Crampons are external boot wear with forged metal points to provide traction on snow and ice. Crampons were designed to aid climbers with mountaineering, glacier travel and vertical ice climbing. Over the decades, specialized crampons developed to provide better support for techniques like front pointing, thus enabling treacherously dangerous ice flows to be ascended much easier.
10 points crampons with were first introduced by Europeans in the early 1900s. These crampons lacked forward pointing spikes, so climbing required step cutting on steeper terrain and 10 point crampons can still be found on the market today. In the 1930s, two additional forward-slanting points were added, giving us the design we enjoy to this day and but eradicating the need for chopping steps.
While crampons are an invaluable tool for a mountaineer, they were not used as often as today until the development of plastic-shelled climbing boots, because the straps used to affix the crampons to early mountaineering boots had a tendency to restrict blood flow to the feet of the climber wearing leather boots. Crampons are usually made of hardened steel, but lighter weight aluminum crampons came of age with the popularity of European alpine ski touring. In ski touring, the need to wear crampons is less frequent & countered by the need for a light pack yielding fast, efficient travel over long distances.
The angles of the first two rows of the crampon’s points determine the best use for a particular set of crampons. Front points that point downward are followed by a second row which is angled towards the toe in order to reduce calf strain by allowing the boot heel to be lower than the toe.
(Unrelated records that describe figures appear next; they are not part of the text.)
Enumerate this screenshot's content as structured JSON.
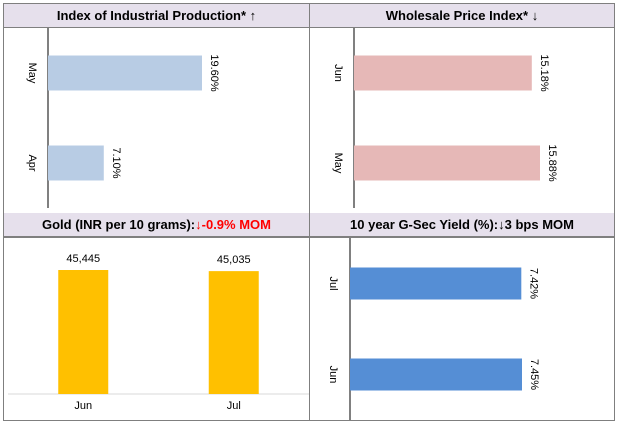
{
  "panels": {
    "iip": {
      "title": "Index of Industrial Production* ↑"
    },
    "wpi": {
      "title": "Wholesale Price Index* ↓"
    },
    "gold": {
      "title_main": "Gold (INR per 10 grams): ",
      "title_change": "↓-0.9% MOM"
    },
    "gsec": {
      "title": "10 year G-Sec Yield (%):↓3 bps MOM"
    }
  },
  "chart_data": [
    {
      "type": "bar",
      "orientation": "horizontal",
      "title": "Index of Industrial Production* ↑",
      "categories": [
        "May",
        "Apr"
      ],
      "values": [
        19.6,
        7.1
      ],
      "data_labels": [
        "19.60%",
        "7.10%"
      ],
      "color": "#b8cce4",
      "xlim": [
        0,
        19.6
      ]
    },
    {
      "type": "bar",
      "orientation": "horizontal",
      "title": "Wholesale Price Index* ↓",
      "categories": [
        "Jun",
        "May"
      ],
      "values": [
        15.18,
        15.88
      ],
      "data_labels": [
        "15.18%",
        "15.88%"
      ],
      "color": "#e6b8b7",
      "xlim": [
        0,
        15.88
      ]
    },
    {
      "type": "bar",
      "orientation": "vertical",
      "title": "Gold (INR per 10 grams): ↓-0.9% MOM",
      "categories": [
        "Jun",
        "Jul"
      ],
      "values": [
        45445,
        45035
      ],
      "data_labels": [
        "45,445",
        "45,035"
      ],
      "color": "#ffc000",
      "ylim": [
        0,
        45445
      ]
    },
    {
      "type": "bar",
      "orientation": "horizontal",
      "title": "10 year G-Sec Yield (%):↓3 bps MOM",
      "categories": [
        "Jul",
        "Jun"
      ],
      "values": [
        7.42,
        7.45
      ],
      "data_labels": [
        "7.42%",
        "7.45%"
      ],
      "color": "#558ed5",
      "xlim": [
        0,
        7.45
      ]
    }
  ]
}
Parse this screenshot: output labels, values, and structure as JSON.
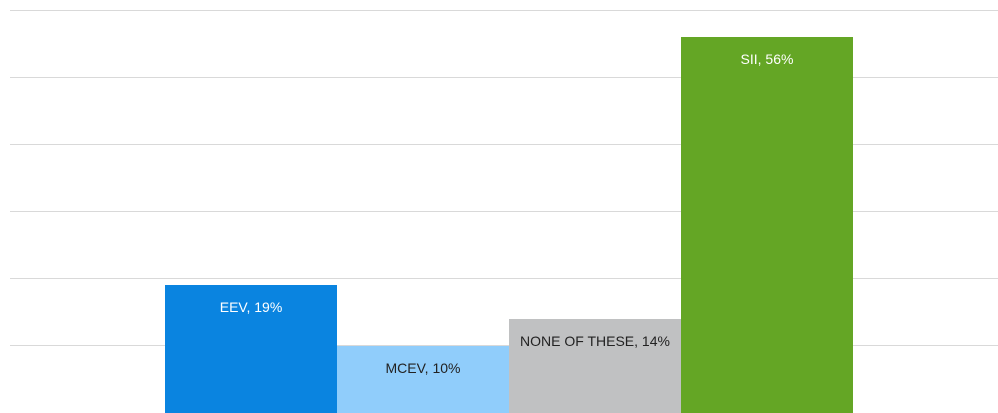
{
  "chart_data": {
    "type": "bar",
    "values": [
      19,
      10,
      14,
      56
    ],
    "value_labels": [
      "EEV, 19%",
      "MCEV, 10%",
      "NONE OF THESE, 14%",
      "SII, 56%"
    ],
    "colors": [
      "#0a84e0",
      "#90cdfb",
      "#c0c1c2",
      "#64a625"
    ],
    "ylim": [
      0,
      60
    ],
    "yticks": [
      0,
      10,
      20,
      30,
      40,
      50,
      60
    ],
    "grid": true
  }
}
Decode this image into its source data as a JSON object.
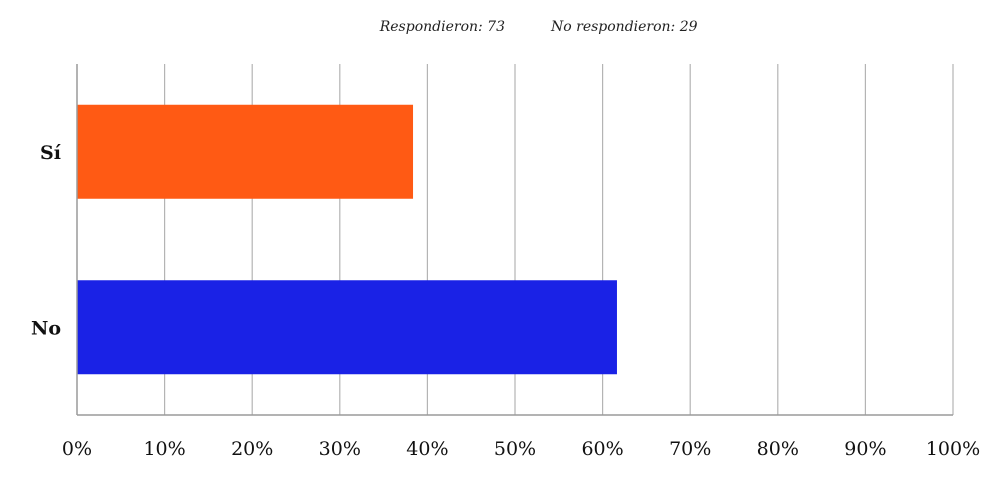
{
  "header": {
    "answered": "Respondieron: 73",
    "skipped": "No respondieron: 29"
  },
  "chart_data": {
    "type": "bar",
    "orientation": "horizontal",
    "categories": [
      "Sí",
      "No"
    ],
    "values": [
      38.36,
      61.64
    ],
    "unit": "%",
    "xlim": [
      0,
      100
    ],
    "xticks": [
      "0%",
      "10%",
      "20%",
      "30%",
      "40%",
      "50%",
      "60%",
      "70%",
      "80%",
      "90%",
      "100%"
    ],
    "grid": "vertical",
    "colors": [
      "#ff5a14",
      "#1a22e6"
    ],
    "title": "",
    "xlabel": "",
    "ylabel": ""
  }
}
Crampons like these are better suited for front-pointing on steep ice. When straight and horizontally flat points are used instead, the crampons are much better suited for snow & general mountaineering.
Crampons designed for technical ice climbing may have an option for their front points, which can be configured in one of two ways. You can have dual front points or you may have a mono point. The mono point can be centered or offset to either side of the crampon. Many climbers prefer a single front point as they may feel it easier to kick into the ice. This is not the choice of all climbers or for all situations; therefore, many crampons are modular and enable one to switch between mono and dual front points.
There are two types of crampon platforms the boot fits atop: hinged and rigid. Hinged crampons provide flex at the instep and bend with the natural motion of walking, thus, are the preferred style for almost any type of mountaineering with the exception of steep technical ice climbing. A rigid crampon does not bend at the instep, so when climbing up steep technical ice, they allow the climber to keep their heel lower when front-pointing, thus less tiring as a result. Rigid crampons tend to be slightly heavier and do not perform as well in mixed terrain. Generally, though, most people will use hinged crampons.
There are three main types of binding attachment systems for crampons: the Automatic, Semi-automatic, and Universal strap on. The Automatic system is made for rigid boots with full toe and heel welts. The front bail rests on the toe welt and is secured once the heel bail is snapped onto the heel welt. Automatic bindings are the most secure configuration for aggressive ice and alpine climbing. Semi-Automatic, also known as Newmatic, employ an automatic heel and universal toe to fits a variety of specialty mountaineering boots with welted heels and standard toe. These were designed for a secure fit on semi-rigid boots. The Universal Strap On system uses a Thermoplastic heel and toe harness to wrap around nearly any kind of boot and is secured by straps. The plastic heel and toe harnesses replaced the old nylon webbing straps of the traditional the Universal Straps system that held the boot tightly to the crampon. Designed primarily for hiking and classic mountaineering in non-rigid boots, this system is not suitable for telemark boots.
The biggest problem with crampons is in temperatures not far below freezing, where packed snow produced a "balling up" effect on the sole. Snow build-up reduces the crampons ability to penetrate into a frozen surface, even to the point of eliminating any penetration or traction related to the sole of the boot.
There are two solutions: one is to periodically knock the accumulation loose -- in extreme conditions, even with every step taken by knocking the shaft of an ice-axe against the inner edge of the sole or by kicking something like a tree trunk or rock outcrop. Prevention is also feasible: Many crampons can be fitted with shaped slabs of somewhat flexible plastic called "anti-bot" plates, which engage with the body of the crampon, and present the snow with a surface to which ice will not freeze.
Crampons are graded with a traditional system of C1, C2, and C3. These grades are used to determine compatibility with a walking or climbing boot. Boots are graded B0 (incompatible with crampons), B1 (a sturdy hill walking boot), B2 (a stiffer mountaineering boot) and B3 (a fully rigid climbing and mountaineering boot). The number of the boot must be equal to or higher than the number of the crampon, so a B3 boot would generally be compatible with all types of crampon. A B2 can be used with a C2 or C1 crampon and a B1 boot can only be used with a C1 crampon.